State Department spokesman Mark Toner told reporters Friday that the decision not to keep a DC-3 plane in Tripoli -- and use charter flights, instead, if needed -- "is a very common practice" in places where commercial airline service is available.
In the days after the assault, U.S. administration officials offered conflicting assessments on what may have led to the fatal security breach. Senior State Department officials have maintained that despite significant improvements to security at the post over the past several months, the security personnel in Benghazi were outmanned by several dozen heavily armed extremists during the attack and that no reasonable security presence could have fended off the sustained assault the consulate faced.
Officials initially said the violence erupted spontaneously amid a large protest about a privately made video produced in the United States that mocked the Prophet Mohammed.

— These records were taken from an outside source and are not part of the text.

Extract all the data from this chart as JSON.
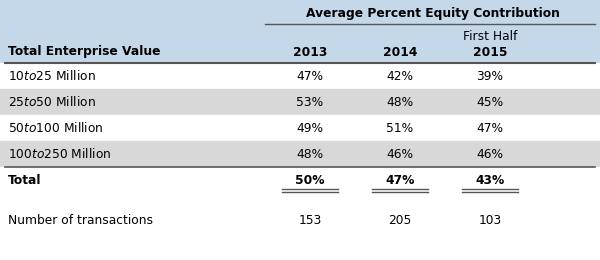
{
  "header_group": "Average Percent Equity Contribution",
  "row_header": "Total Enterprise Value",
  "rows": [
    {
      "label": "$10 to $25 Million",
      "values": [
        "47%",
        "42%",
        "39%"
      ],
      "shaded": false,
      "bold": false
    },
    {
      "label": "$25 to $50 Million",
      "values": [
        "53%",
        "48%",
        "45%"
      ],
      "shaded": true,
      "bold": false
    },
    {
      "label": "$50 to $100 Million",
      "values": [
        "49%",
        "51%",
        "47%"
      ],
      "shaded": false,
      "bold": false
    },
    {
      "label": "$100 to $250 Million",
      "values": [
        "48%",
        "46%",
        "46%"
      ],
      "shaded": true,
      "bold": false
    },
    {
      "label": "Total",
      "values": [
        "50%",
        "47%",
        "43%"
      ],
      "shaded": false,
      "bold": true
    }
  ],
  "footer_label": "Number of transactions",
  "footer_values": [
    "153",
    "205",
    "103"
  ],
  "header_bg": "#c5d8ea",
  "shade_color": "#d8d8d8",
  "white_color": "#ffffff",
  "text_color": "#000000",
  "line_color": "#555555"
}
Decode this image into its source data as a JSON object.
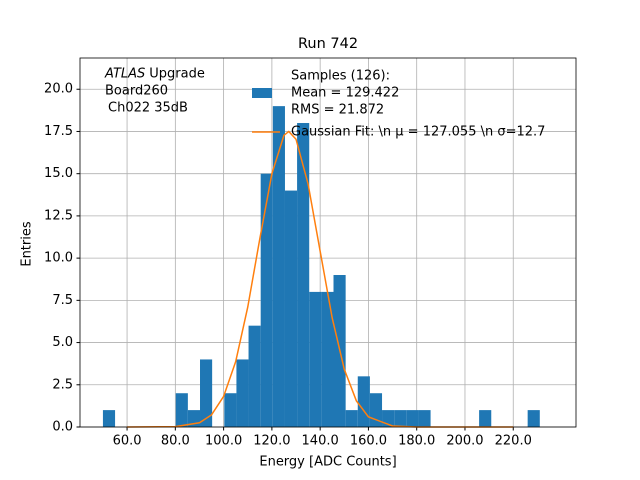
{
  "chart_data": {
    "type": "histogram",
    "title": "Run 742",
    "xlabel": "Energy [ADC Counts]",
    "ylabel": "Entries",
    "annotation": [
      "ATLAS",
      "Upgrade",
      "Board260",
      "Ch022 35dB"
    ],
    "bins": [
      50,
      55.03,
      60.06,
      65.08,
      70.11,
      75.14,
      80.17,
      85.19,
      90.22,
      95.25,
      100.28,
      105.31,
      110.33,
      115.36,
      120.39,
      125.42,
      130.44,
      135.47,
      140.5,
      145.53,
      150.56,
      155.58,
      160.61,
      165.64,
      170.67,
      175.69,
      180.72,
      185.75,
      190.78,
      195.81,
      200.83,
      205.86,
      210.89,
      215.92,
      220.94,
      225.97,
      231
    ],
    "series": [
      {
        "name": [
          "Samples (126):",
          " Mean = 129.422",
          " RMS = 21.872"
        ],
        "color": "#1f77b4",
        "values": [
          1,
          0,
          0,
          0,
          0,
          0,
          2,
          1,
          4,
          0,
          2,
          4,
          6,
          15,
          19,
          14,
          18,
          8,
          8,
          9,
          1,
          3,
          2,
          1,
          1,
          1,
          1,
          0,
          0,
          0,
          0,
          1,
          0,
          0,
          0,
          1
        ]
      },
      {
        "type": "line",
        "name": "Gaussian Fit: \\n μ = 127.055 \\n σ=12.7",
        "color": "#ff7f0e",
        "x": [
          60,
          80,
          90,
          95,
          100,
          105,
          110,
          115,
          120,
          125,
          127,
          130,
          135,
          140,
          145,
          150,
          155,
          160,
          170,
          180,
          220
        ],
        "values": [
          0,
          0.02,
          0.25,
          0.72,
          1.81,
          3.87,
          7.1,
          11.15,
          15.0,
          17.27,
          17.5,
          17.04,
          14.39,
          10.41,
          6.45,
          3.42,
          1.55,
          0.6,
          0.06,
          0,
          0
        ]
      }
    ],
    "xlim": [
      40.5,
      246
    ],
    "ylim": [
      0,
      21.85
    ],
    "xticks": [
      {
        "value": 60,
        "label": "60.0"
      },
      {
        "value": 80,
        "label": "80.0"
      },
      {
        "value": 100,
        "label": "100.0"
      },
      {
        "value": 120,
        "label": "120.0"
      },
      {
        "value": 140,
        "label": "140.0"
      },
      {
        "value": 160,
        "label": "160.0"
      },
      {
        "value": 180,
        "label": "180.0"
      },
      {
        "value": 200,
        "label": "200.0"
      },
      {
        "value": 220,
        "label": "220.0"
      }
    ],
    "yticks": [
      {
        "value": 0,
        "label": "0.0"
      },
      {
        "value": 2.5,
        "label": "2.5"
      },
      {
        "value": 5,
        "label": "5.0"
      },
      {
        "value": 7.5,
        "label": "7.5"
      },
      {
        "value": 10,
        "label": "10.0"
      },
      {
        "value": 12.5,
        "label": "12.5"
      },
      {
        "value": 15,
        "label": "15.0"
      },
      {
        "value": 17.5,
        "label": "17.5"
      },
      {
        "value": 20,
        "label": "20.0"
      }
    ],
    "grid": true
  }
}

But the U.S. intelligence community revised its assessment. It now believes the incident was "a deliberate and organized terrorist assault carried out by extremists" affiliated with or sympathetic to al Qaeda.
For the first time, an FBI team spent "a number of hours" last week at the Benghazi attack site, Pentagon spokesman George Little said. They were accompanied by what Little described as a "small footprint of (U.S.) military personnel."
U.S. Special Operations Forces units have been in Libya, as well as nearby countries, to help collect intelligence about the assault, a U.S. military official told CNN last week. The official declined to be identified due to the sensitive nature of the information.
Officials said the military presence was an indication of ongoing security concerns in the region, which is a major reason why it took FBI agents three weeks to visit the attack site. That gap, however, has raised questions about the integrity of the FBI investigation and concerns that sensitive documents may have been left unsecured.
Three days after the attack, CNN Senior International Correspondent Arwa Damon discovered Stevens' journal during a visit to the unguarded, abandoned compound.
Last week, a Washington Post reporter visiting the site found sensitive documents, including emergency evacuation protocols, details of U.S. weapons collection efforts, and personnel records of Libyans who had been contracted to provide security.
The State Department has said no classified documents had been left on the premises.